SceneCraft: Interactive System for Image Editing via Scene Graph
2026-06-15 • Computer Vision and Pattern Recognition
Computer Vision and Pattern Recognition
AI summaryⓘ
The authors created SceneCraft, a tool that helps people edit images by letting them change a simple map of what's in the picture instead of writing tricky text commands. This map, called a scene graph, shows objects and how they relate to each other visually. When users adjust the graph, SceneCraft turns those changes into clear instructions that multiple AI models use to edit the image. Tested on different pictures, the system made it easier for users to control edits and produced better results without needing precise text prompts.

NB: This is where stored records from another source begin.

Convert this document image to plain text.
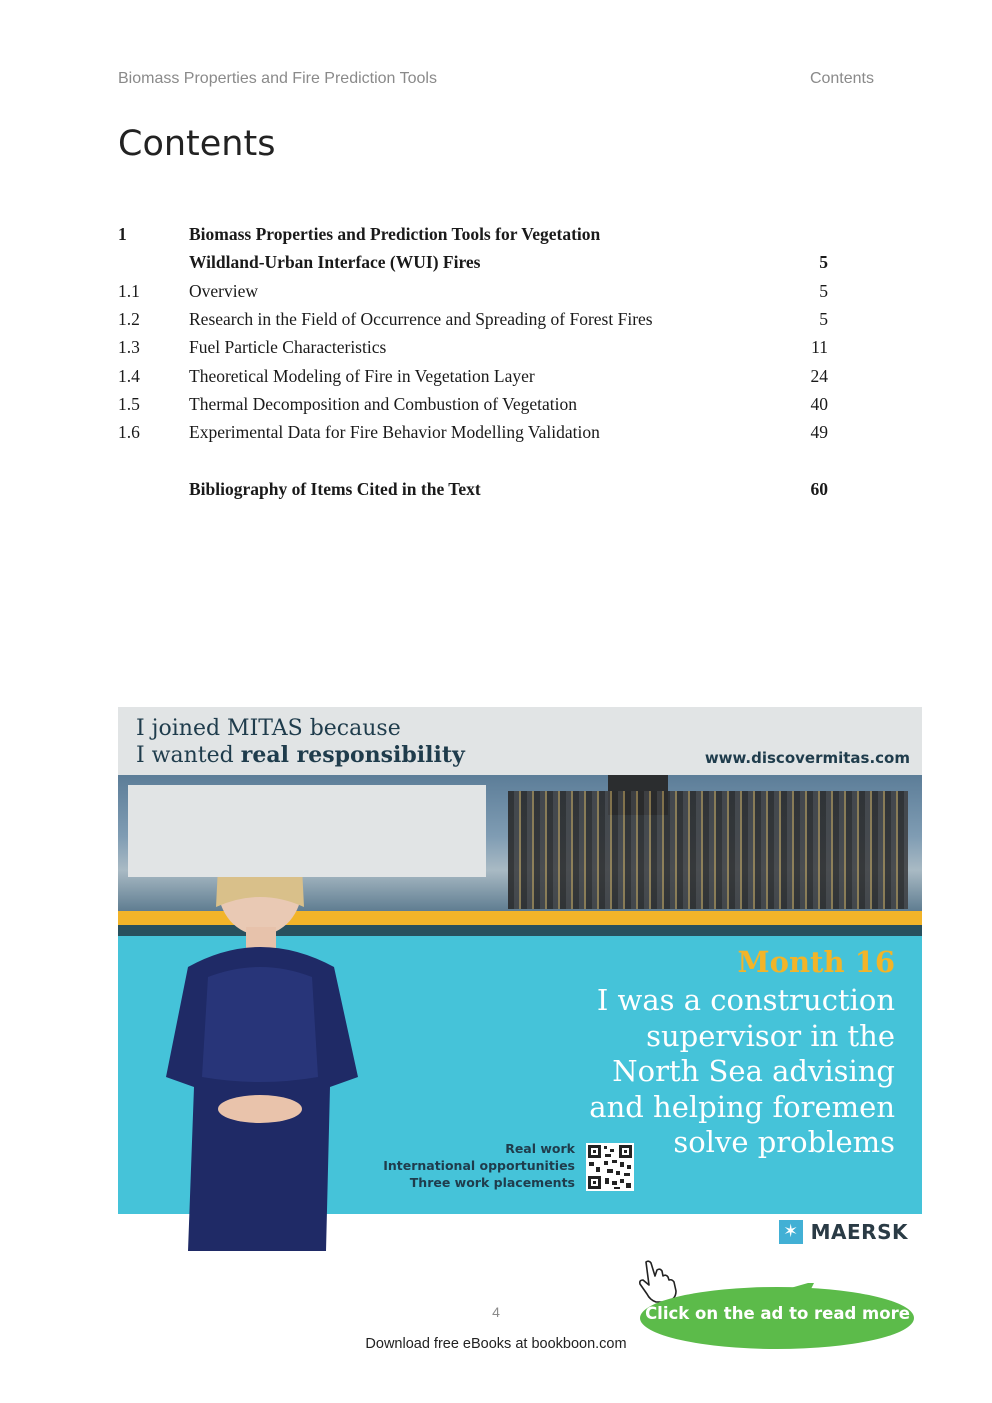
Biomass Properties and Fire Prediction Tools	Contents
Contents
1	Biomass Properties and Prediction Tools for Vegetation
Wildland-Urban Interface (WUI) Fires	5
1.1	Overview	5
1.2	Research in the Field of Occurrence and Spreading of Forest Fires	5
1.3	Fuel Particle Characteristics	11
1.4	Theoretical Modeling of Fire in Vegetation Layer	24
1.5	Thermal Decomposition and Combustion of Vegetation	40
1.6	Experimental Data for Fire Behavior Modelling Validation	49
Bibliography of Items Cited in the Text	60
I joined MITAS because
I wanted real responsibility	www.discovermitas.com
Month 16

I was a construction supervisor in the North Sea advising and helping foremen solve problems

Real work
International opportunities
Three work placements
✶ MAERSK
Click on the ad to read more
4
Download free eBooks at bookboon.com
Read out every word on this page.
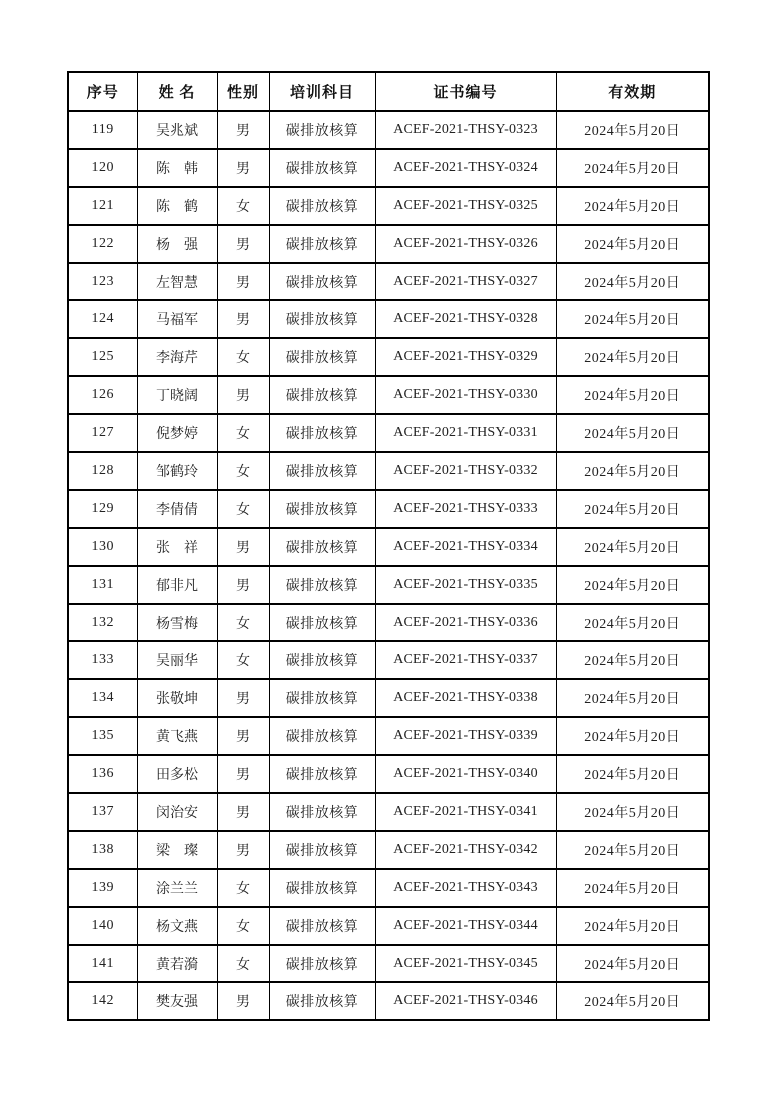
序号	姓 名	性别	培训科目	证书编号	有效期
119	吴兆斌	男	碳排放核算	ACEF-2021-THSY-0323	2024年5月20日
120	陈　韩	男	碳排放核算	ACEF-2021-THSY-0324	2024年5月20日
121	陈　鹤	女	碳排放核算	ACEF-2021-THSY-0325	2024年5月20日
122	杨　强	男	碳排放核算	ACEF-2021-THSY-0326	2024年5月20日
123	左智慧	男	碳排放核算	ACEF-2021-THSY-0327	2024年5月20日
124	马福军	男	碳排放核算	ACEF-2021-THSY-0328	2024年5月20日
125	李海芹	女	碳排放核算	ACEF-2021-THSY-0329	2024年5月20日
126	丁晓阔	男	碳排放核算	ACEF-2021-THSY-0330	2024年5月20日
127	倪梦婷	女	碳排放核算	ACEF-2021-THSY-0331	2024年5月20日
128	邹鹤玲	女	碳排放核算	ACEF-2021-THSY-0332	2024年5月20日
129	李倩倩	女	碳排放核算	ACEF-2021-THSY-0333	2024年5月20日
130	张　祥	男	碳排放核算	ACEF-2021-THSY-0334	2024年5月20日
131	郁非凡	男	碳排放核算	ACEF-2021-THSY-0335	2024年5月20日
132	杨雪梅	女	碳排放核算	ACEF-2021-THSY-0336	2024年5月20日
133	吴丽华	女	碳排放核算	ACEF-2021-THSY-0337	2024年5月20日
134	张敬坤	男	碳排放核算	ACEF-2021-THSY-0338	2024年5月20日
135	黄飞燕	男	碳排放核算	ACEF-2021-THSY-0339	2024年5月20日
136	田多松	男	碳排放核算	ACEF-2021-THSY-0340	2024年5月20日
137	闵治安	男	碳排放核算	ACEF-2021-THSY-0341	2024年5月20日
138	梁　璨	男	碳排放核算	ACEF-2021-THSY-0342	2024年5月20日
139	涂兰兰	女	碳排放核算	ACEF-2021-THSY-0343	2024年5月20日
140	杨文燕	女	碳排放核算	ACEF-2021-THSY-0344	2024年5月20日
141	黄若漪	女	碳排放核算	ACEF-2021-THSY-0345	2024年5月20日
142	樊友强	男	碳排放核算	ACEF-2021-THSY-0346	2024年5月20日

generative AIimage editingnatural language promptsscene graphinteractive frameworkspatial relationsprompt engineeringcontext-aware editingmulti-model generation
Authors
Duc-Manh Phan, Ngoc-Dai Tran, Duy-Khang Do, Tam V. Nguyen, Minh-Triet Tran, Trung-Nghia Le
Abstract
Recent advances in generative AI have enabled natural language-driven image editing, yet existing systems often fail in complex scenes with multiple interacting objects because they rely heavily on users crafting precise text prompts. To address the absence of structured control, we propose SceneCraft, a novel interactive framework that bridges user intent and model execution by representing images as editable scene graphs. Instead of guessing text prompts through trial and error, users interact directly with a visual graph to perform complex spatial and relational operations. These graph modifications are automatically translated into precise, context-aware editing prompts, effectively eliminating linguistic ambiguity. To ensure robust and diverse results, structured prompts are dispatched to multiple state-of-the-art generative models. Evaluations across diverse editing scenarios show that SceneCraft provides a more intuitive control mechanism, significantly reducing the cognitive burden of manual prompt engineering while generating outputs that users consistently rate as higher in quality and fidelity.